記録の書き方が、次の挑戦の可否を決めてしまう。NEWFORが否定の言葉を使わないと決めているのも、まさにこのためです。
その裏で、桁の違う金が動いていた
同じ7年を、金額の側から見るとまったく違う絵になる。
2021年4月、パナソニックはBlue Yonderの残り80%の取得を発表した。企業価値85億ドル、取得総額71億ドル。サプライチェーン計画ソフトの米大手である。翌2022年4月、B2Bを束ねるパナソニック コネクトが発足し、Blue Yonderがその中核に置かれた。
2025年7月には、カンザスの車載電池工場が量産を始めた。投資額は約40億ドルと報じられている。
HomeXやYohanaの投資額は公表されていない。ただ、この2件と比べれば桁が違うのは間違いない。語られるのはB2Cのサービスで、金が動いているのはB2Bのソフトと電池だった。
買ってから、器を作った
Blue Yonderの順序には注目したい。2021年4月に買収を発表し、その1年後の2022年4月にパナソニック コネクトを発足させている。
ふつうは器を作ってから買う。この会社は、買ってから器を作った。71億ドルを先に払って、それを収める組織をあとから設計している。持株会社制への移行(2022年4月)と時期が重なるのも、偶然ではないだろう。
会社の一部門や技術を切り出して、独立した会社にすること。外部から出資を受けやすくなり、意思決定も速くなります。パナソニックのVieurekaは、親会社が32.967%しか持たない形で外に出されました。
持たない判断の連続
この7年でもうひとつ目立つのは、手放す判断の多さである。
- 2021年2月:太陽電池のセル・モジュール生産を終了(販売は継続)
- 2021年6月:保有していたテスラ株を全売却。約4,000億円
- 2024年3月:車載機器事業の持分をアポロへ。企業価値3,110億円
テスラ株の取得原価は約24億円だったとされる。それが約4,000億円になって戻ってきた。既存の持ち物を売って、新しい領域に入れ替える。Blue Yonderの71億ドルは、こうして作った原資と無関係ではないはずだ。
出す仕組みを、段階的に整えた
最後に、社内から事業を出す仕組みについて。
2016年にゲームチェンジャー・カタパルト、2017年に100BANCH、2018年にBeeEdge。
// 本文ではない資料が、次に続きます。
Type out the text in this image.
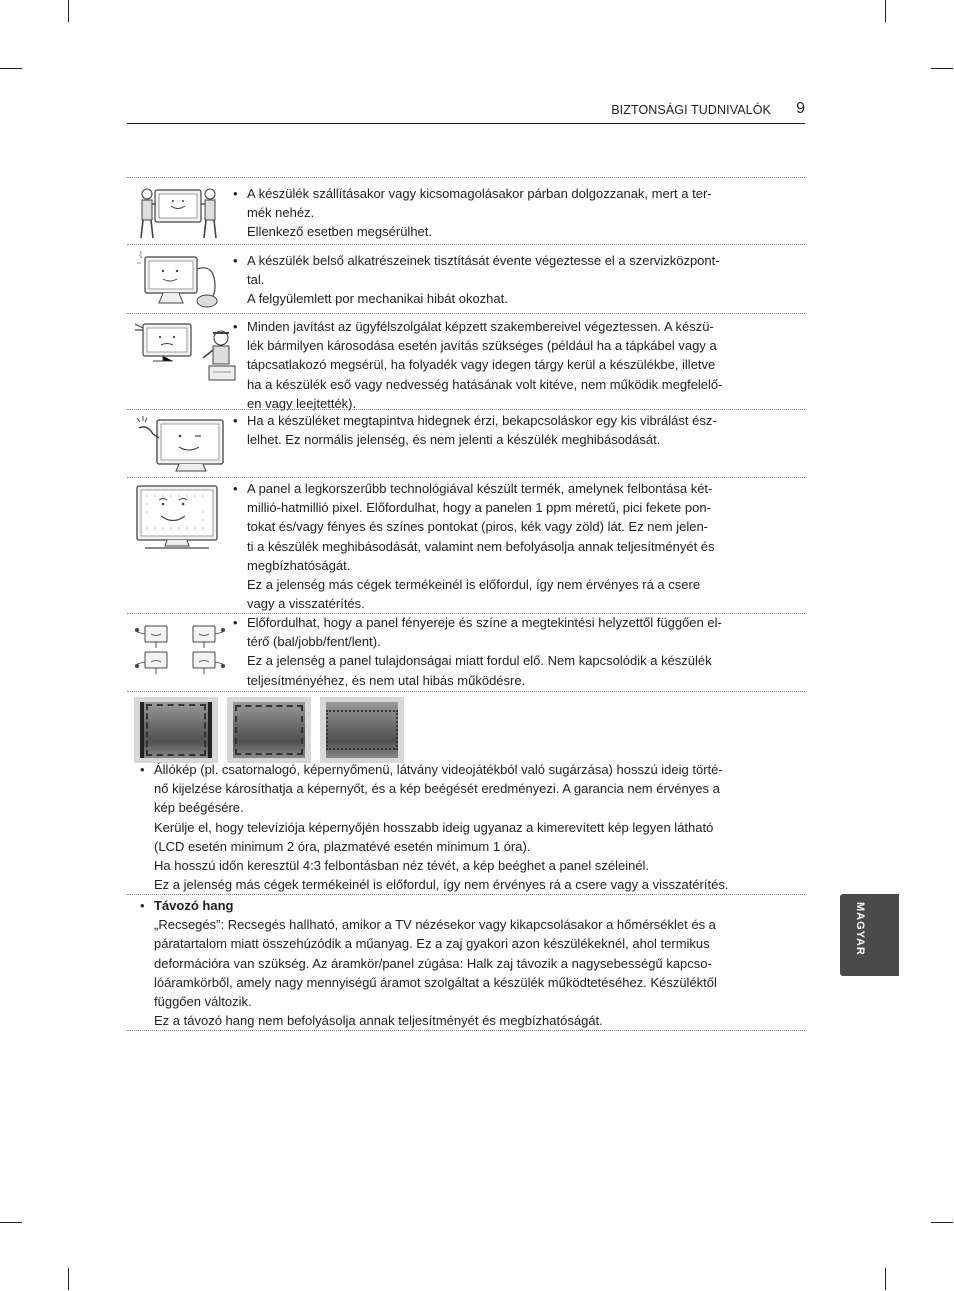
BIZTONSÁGI TUDNIVALÓK 9
• A készülék szállításakor vagy kicsomagolásakor párban dolgozzanak, mert a ter-
mék nehéz.
Ellenkező esetben megsérülhet.
• A készülék belső alkatrészeinek tisztítását évente végeztesse el a szervizközpont-
tal.
A felgyülemlett por mechanikai hibát okozhat.
• Minden javítást az ügyfélszolgálat képzett szakembereivel végeztessen. A készü-
lék bármilyen károsodása esetén javítás szükséges (például ha a tápkábel vagy a
tápcsatlakozó megsérül, ha folyadék vagy idegen tárgy kerül a készülékbe, illetve
ha a készülék eső vagy nedvesség hatásának volt kitéve, nem működik megfelelő-
en vagy leejtették).
• Ha a készüléket megtapintva hidegnek érzi, bekapcsoláskor egy kis vibrálást ész-
lelhet. Ez normális jelenség, és nem jelenti a készülék meghibásodását.
• A panel a legkorszerűbb technológiával készült termék, amelynek felbontása két-
millió-hatmillió pixel. Előfordulhat, hogy a panelen 1 ppm méretű, pici fekete pon-
tokat és/vagy fényes és színes pontokat (piros, kék vagy zöld) lát. Ez nem jelen-
ti a készülék meghibásodását, valamint nem befolyásolja annak teljesítményét és
megbízhatóságát.
Ez a jelenség más cégek termékeinél is előfordul, így nem érvényes rá a csere
vagy a visszatérítés.
• Előfordulhat, hogy a panel fényereje és színe a megtekintési helyzettől függően el-
térő (bal/jobb/fent/lent).
Ez a jelenség a panel tulajdonságai miatt fordul elő. Nem kapcsolódik a készülék
teljesítményéhez, és nem utal hibás működésre.
• Állókép (pl. csatornalogó, képernyőmenü, látvány videojátékból való sugárzása) hosszú ideig törté-
nő kijelzése károsíthatja a képernyőt, és a kép beégését eredményezi. A garancia nem érvényes a
kép beégésére.
Kerülje el, hogy televíziója képernyőjén hosszabb ideig ugyanaz a kimerevített kép legyen látható
(LCD esetén minimum 2 óra, plazmatévé esetén minimum 1 óra).
Ha hosszú időn keresztül 4:3 felbontásban néz tévét, a kép beéghet a panel széleinél.
Ez a jelenség más cégek termékeinél is előfordul, így nem érvényes rá a csere vagy a visszatérítés.
• Távozó hang
„Recsegés”: Recsegés hallható, amikor a TV nézésekor vagy kikapcsolásakor a hőmérséklet és a
páratartalom miatt összehúzódik a műanyag. Ez a zaj gyakori azon készülékeknél, ahol termikus
deformációra van szükség. Az áramkör/panel zúgása: Halk zaj távozik a nagysebességű kapcso-
lóáramkörből, amely nagy mennyiségű áramot szolgáltat a készülék működtetéséhez. Készüléktől
függően változik.
Ez a távozó hang nem befolyásolja annak teljesítményét és megbízhatóságát.
MAGYAR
BeeEdgeはScrum Venturesとの合弁で、社内アイデアを切り出して事業会社にするための器である。そして2022年、エッジAI基盤のVieurekaが同社初のカーブアウトとして独立した。
Vieurekaの出資構成は、パナソニックHDが32.967%、JVCケンウッドが32.967%、WiLが31.868%。元の会社が3割しか持たない形で外に出している。
社内で始めた事業が、本体に残らないことを前提に設計されはじめている。この変化のほうが、個別の事業の行方より大きな話かもしれない。
担当者の視点で見ると
3回挑んだ話とは別に、この7年からは金額の側の学びが取れる。
ひとつ。語られる事業と、金が動く事業は違う。社内外で話題になるのはHomeXやYohanaのようなB2Cのサービスだが、この7年で実際に動いたのはBlue Yonderの71億ドルと、カンザス電池工場の約40億ドルである。HomeXとYohanaの投資額は公表されていないが、桁が違うのは間違いない。新規事業の予算配分を議論する場で、話題性と金額を混同すると判断を誤る。
ふたつ。原資は、既存の持ち物から作れる。2021年6月にテスラ株を全売却して約4,000億円。取得原価は約24億円だったとされる。同じ年に太陽電池のセル生産を終え、2024年には車載機器の持分を企業価値3,110億円で手放している。売って、入れ替える。
新規事業の予算を「新しく認めてもらうもの」と考えるか、「既存資産の組み替えで作るもの」と考えるかで、動ける幅はかなり変わる。この会社の7年は、後者で説明がつく。